The fact that everyone involved made a rational choice to sell out isn’t what I find frustrating, I don’t think. (I don’t even particularly care that Oculus sold to Facebook and not, say, Microsoft. Ultimately a sale is a sale, even if Facebook is the worst possible partner for Oculus of any of the large technology companies.) It’s that I, as a consumer, bought into the narrative that underpins almost every Kickstarter project: that without my contribution, something novel would not exist. And while that remains true—and is a reason that Kickstarter’s owners continue to underline that their goal is to fund “creators” and not “products”—Oculus’ sale to Facebook also highlights the disparity inherent in the current capitalist and investment structure, where small investors are excluded from returns by regulation, but investors with more capital can quickly extract more capital by pushing a quick expansion into untapped markets, even without proving that those markets actually, truly exist.

I mean, I don’t even get to claim my contribution to Oculus on my taxes as a charitable deduction.

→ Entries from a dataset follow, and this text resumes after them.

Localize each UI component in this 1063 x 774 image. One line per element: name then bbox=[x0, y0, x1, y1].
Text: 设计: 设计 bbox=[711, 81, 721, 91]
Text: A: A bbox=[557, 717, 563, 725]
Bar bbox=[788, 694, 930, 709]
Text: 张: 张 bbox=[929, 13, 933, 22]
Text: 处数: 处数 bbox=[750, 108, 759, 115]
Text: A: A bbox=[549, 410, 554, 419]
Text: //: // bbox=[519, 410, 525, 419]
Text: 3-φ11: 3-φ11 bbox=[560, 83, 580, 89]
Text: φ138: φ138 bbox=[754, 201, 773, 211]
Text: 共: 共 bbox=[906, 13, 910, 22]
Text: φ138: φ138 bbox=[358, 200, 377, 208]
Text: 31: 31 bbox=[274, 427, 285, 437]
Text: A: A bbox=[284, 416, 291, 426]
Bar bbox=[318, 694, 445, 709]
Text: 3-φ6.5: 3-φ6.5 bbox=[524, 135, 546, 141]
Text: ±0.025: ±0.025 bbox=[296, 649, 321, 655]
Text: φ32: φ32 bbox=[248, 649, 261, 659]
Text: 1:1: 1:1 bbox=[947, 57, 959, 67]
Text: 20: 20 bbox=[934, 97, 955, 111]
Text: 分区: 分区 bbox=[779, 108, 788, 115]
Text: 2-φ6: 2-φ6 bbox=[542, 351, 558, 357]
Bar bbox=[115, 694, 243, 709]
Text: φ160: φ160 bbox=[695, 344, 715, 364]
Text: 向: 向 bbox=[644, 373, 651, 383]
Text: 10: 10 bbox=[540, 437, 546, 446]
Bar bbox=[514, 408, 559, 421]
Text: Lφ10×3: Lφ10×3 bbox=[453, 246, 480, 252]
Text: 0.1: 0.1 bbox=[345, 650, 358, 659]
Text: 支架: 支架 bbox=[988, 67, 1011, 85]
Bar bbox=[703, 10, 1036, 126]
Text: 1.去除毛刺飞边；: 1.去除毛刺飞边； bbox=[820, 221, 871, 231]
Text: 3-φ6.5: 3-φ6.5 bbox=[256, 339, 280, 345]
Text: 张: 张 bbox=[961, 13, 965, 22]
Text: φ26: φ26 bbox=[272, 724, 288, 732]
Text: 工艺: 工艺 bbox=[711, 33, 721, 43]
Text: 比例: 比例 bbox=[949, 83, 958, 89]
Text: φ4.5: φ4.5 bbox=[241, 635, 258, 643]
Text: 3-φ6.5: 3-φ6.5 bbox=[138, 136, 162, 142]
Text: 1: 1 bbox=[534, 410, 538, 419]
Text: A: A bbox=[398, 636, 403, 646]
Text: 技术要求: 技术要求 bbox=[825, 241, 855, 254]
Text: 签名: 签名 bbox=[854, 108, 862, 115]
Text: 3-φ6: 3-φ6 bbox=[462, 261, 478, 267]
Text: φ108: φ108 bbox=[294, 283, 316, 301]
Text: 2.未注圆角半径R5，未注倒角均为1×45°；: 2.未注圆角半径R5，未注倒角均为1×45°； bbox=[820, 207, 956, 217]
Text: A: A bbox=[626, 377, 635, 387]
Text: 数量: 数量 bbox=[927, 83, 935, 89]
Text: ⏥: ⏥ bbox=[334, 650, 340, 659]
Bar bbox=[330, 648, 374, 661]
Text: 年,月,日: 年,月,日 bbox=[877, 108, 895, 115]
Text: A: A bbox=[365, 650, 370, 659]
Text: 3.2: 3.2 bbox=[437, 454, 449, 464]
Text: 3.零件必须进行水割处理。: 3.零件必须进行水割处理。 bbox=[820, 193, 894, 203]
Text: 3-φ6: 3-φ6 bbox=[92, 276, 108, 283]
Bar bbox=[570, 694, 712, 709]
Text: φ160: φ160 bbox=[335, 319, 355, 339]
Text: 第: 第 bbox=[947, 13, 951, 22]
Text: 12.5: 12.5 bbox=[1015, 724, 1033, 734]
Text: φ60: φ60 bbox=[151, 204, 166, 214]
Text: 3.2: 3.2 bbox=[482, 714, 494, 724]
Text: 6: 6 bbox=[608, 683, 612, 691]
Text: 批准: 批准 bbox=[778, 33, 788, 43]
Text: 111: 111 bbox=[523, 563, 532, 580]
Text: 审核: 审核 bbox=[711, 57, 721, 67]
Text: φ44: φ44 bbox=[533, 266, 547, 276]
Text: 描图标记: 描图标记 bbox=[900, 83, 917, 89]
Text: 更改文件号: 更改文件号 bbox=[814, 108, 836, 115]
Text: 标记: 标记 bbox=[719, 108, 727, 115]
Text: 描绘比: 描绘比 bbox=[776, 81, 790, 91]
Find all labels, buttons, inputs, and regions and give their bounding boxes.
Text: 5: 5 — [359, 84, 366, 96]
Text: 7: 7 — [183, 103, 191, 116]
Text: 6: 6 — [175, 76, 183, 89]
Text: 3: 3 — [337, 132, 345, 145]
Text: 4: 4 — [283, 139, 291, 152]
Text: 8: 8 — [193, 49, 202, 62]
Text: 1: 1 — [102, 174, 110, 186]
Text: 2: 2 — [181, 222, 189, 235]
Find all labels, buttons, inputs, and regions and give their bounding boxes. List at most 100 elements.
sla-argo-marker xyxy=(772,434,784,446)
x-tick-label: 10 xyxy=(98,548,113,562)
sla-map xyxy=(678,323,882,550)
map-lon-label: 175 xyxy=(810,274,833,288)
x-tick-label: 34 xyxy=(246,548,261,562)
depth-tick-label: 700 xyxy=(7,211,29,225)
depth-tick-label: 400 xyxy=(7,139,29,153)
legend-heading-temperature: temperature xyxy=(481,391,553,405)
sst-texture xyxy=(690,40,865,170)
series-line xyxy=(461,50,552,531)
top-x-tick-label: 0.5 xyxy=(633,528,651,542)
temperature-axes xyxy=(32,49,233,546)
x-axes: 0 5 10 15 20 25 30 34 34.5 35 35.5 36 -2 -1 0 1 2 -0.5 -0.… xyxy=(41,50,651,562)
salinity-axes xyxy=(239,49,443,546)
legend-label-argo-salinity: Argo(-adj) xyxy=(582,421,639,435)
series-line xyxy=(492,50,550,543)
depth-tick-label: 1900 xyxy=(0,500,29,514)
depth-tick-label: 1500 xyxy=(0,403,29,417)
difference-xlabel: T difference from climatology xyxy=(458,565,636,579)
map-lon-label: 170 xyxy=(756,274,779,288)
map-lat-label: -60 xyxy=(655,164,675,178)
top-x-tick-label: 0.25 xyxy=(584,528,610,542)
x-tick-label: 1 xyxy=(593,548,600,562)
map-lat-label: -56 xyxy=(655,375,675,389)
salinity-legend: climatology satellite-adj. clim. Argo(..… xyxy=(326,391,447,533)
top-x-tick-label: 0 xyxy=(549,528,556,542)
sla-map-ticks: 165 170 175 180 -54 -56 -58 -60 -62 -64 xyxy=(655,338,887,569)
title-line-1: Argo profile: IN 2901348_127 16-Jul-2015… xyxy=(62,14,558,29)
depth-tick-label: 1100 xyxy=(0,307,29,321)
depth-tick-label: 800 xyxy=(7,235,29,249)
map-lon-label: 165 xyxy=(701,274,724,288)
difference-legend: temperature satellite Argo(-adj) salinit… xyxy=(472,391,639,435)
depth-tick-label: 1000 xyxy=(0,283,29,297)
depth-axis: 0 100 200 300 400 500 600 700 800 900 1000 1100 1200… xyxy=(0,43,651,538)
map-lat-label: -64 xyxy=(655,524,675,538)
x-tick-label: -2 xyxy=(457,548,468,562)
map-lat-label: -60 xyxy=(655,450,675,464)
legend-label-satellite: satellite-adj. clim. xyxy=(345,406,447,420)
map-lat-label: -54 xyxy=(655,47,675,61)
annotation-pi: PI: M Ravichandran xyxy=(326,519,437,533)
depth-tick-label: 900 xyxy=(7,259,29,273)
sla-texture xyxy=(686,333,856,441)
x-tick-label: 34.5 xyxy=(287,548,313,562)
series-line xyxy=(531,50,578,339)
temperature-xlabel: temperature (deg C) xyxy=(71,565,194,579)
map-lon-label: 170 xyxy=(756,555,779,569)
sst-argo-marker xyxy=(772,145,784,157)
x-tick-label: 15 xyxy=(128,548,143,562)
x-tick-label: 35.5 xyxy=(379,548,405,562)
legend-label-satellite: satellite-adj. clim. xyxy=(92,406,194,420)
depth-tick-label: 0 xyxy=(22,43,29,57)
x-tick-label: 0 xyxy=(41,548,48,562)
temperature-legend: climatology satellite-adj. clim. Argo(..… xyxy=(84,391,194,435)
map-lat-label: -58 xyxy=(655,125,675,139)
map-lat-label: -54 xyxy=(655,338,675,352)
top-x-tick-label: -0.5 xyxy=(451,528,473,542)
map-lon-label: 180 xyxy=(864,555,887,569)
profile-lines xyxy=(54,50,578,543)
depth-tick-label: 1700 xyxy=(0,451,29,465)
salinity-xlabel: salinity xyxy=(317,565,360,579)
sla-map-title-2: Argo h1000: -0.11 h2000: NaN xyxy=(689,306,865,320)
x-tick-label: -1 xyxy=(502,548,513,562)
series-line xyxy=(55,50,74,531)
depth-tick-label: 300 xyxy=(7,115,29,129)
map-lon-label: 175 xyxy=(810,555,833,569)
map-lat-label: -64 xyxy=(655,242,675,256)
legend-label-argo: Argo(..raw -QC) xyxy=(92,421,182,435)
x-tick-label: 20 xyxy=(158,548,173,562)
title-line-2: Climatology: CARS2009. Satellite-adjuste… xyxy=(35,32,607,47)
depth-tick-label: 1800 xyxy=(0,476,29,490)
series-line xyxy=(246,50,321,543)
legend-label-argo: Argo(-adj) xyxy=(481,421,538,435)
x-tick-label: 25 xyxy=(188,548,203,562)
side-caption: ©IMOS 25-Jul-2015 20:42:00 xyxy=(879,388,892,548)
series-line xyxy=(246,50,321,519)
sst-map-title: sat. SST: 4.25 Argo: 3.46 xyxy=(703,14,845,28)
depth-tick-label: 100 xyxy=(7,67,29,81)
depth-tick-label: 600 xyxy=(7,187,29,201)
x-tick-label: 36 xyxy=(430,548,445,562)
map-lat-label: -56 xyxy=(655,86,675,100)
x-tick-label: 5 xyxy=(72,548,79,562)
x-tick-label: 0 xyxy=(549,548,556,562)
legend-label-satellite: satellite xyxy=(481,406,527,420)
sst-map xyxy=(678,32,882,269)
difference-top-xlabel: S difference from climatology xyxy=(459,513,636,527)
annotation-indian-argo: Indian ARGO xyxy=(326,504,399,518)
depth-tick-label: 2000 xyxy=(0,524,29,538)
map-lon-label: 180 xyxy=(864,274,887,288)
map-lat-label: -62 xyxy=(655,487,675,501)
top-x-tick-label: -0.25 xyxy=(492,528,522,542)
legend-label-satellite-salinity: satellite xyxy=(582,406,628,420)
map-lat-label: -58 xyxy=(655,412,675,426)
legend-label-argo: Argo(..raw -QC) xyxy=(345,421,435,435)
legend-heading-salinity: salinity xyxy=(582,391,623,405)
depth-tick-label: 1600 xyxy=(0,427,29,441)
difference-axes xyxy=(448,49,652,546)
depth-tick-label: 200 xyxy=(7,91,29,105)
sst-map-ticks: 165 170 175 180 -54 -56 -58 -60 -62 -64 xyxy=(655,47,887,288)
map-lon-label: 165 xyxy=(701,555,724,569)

At a certain practical layer, caveat emptor still applies. I spent my $300 with no promise of equity in Oculus, only the (not legally binding) promise that I’d get a development kit with which to screw around. Even if they turned my $300 into what was eventually a roughly $250,000 return (by my quick estimation*) they still delivered what they initially promised, which was a fully functional dev kit. (Pity those who donated cash at levels that returned no reward but a “Thanks!” Many backers on Kickstarter are not pleased, to say the least.)

But I still feel as if circumstance removed me from an opportunity to turn my speculative belief in the future of VR and Oculus’s role in it into real money. Their story—a genuine garage hacker does what billion-dollar companies would not—didn’t imply its eventual end: that the barefoot, teenage founder would sell his startup to a giant technology corporation before they sold a single retail product. No injury, perhaps, but plenty of insult.

Until the regulations change to allow venture investments of any amount—something Title III of the JOBS Act, when implemented, will put into place; opposed to the current system, which limits equity-based crowd funding to “Accredited Investors,” or people who make over $200k a year—I won’t be backing any more Kickstarter or crowd-funded projects. It’s not that the risk is too great; it’s that the potential reward is too little.

* People more intelligent than me, from the European equity-based crowd funding company Seedrs, calculated something more like $20,000 on a $300 investment after dilution from the VC rounds.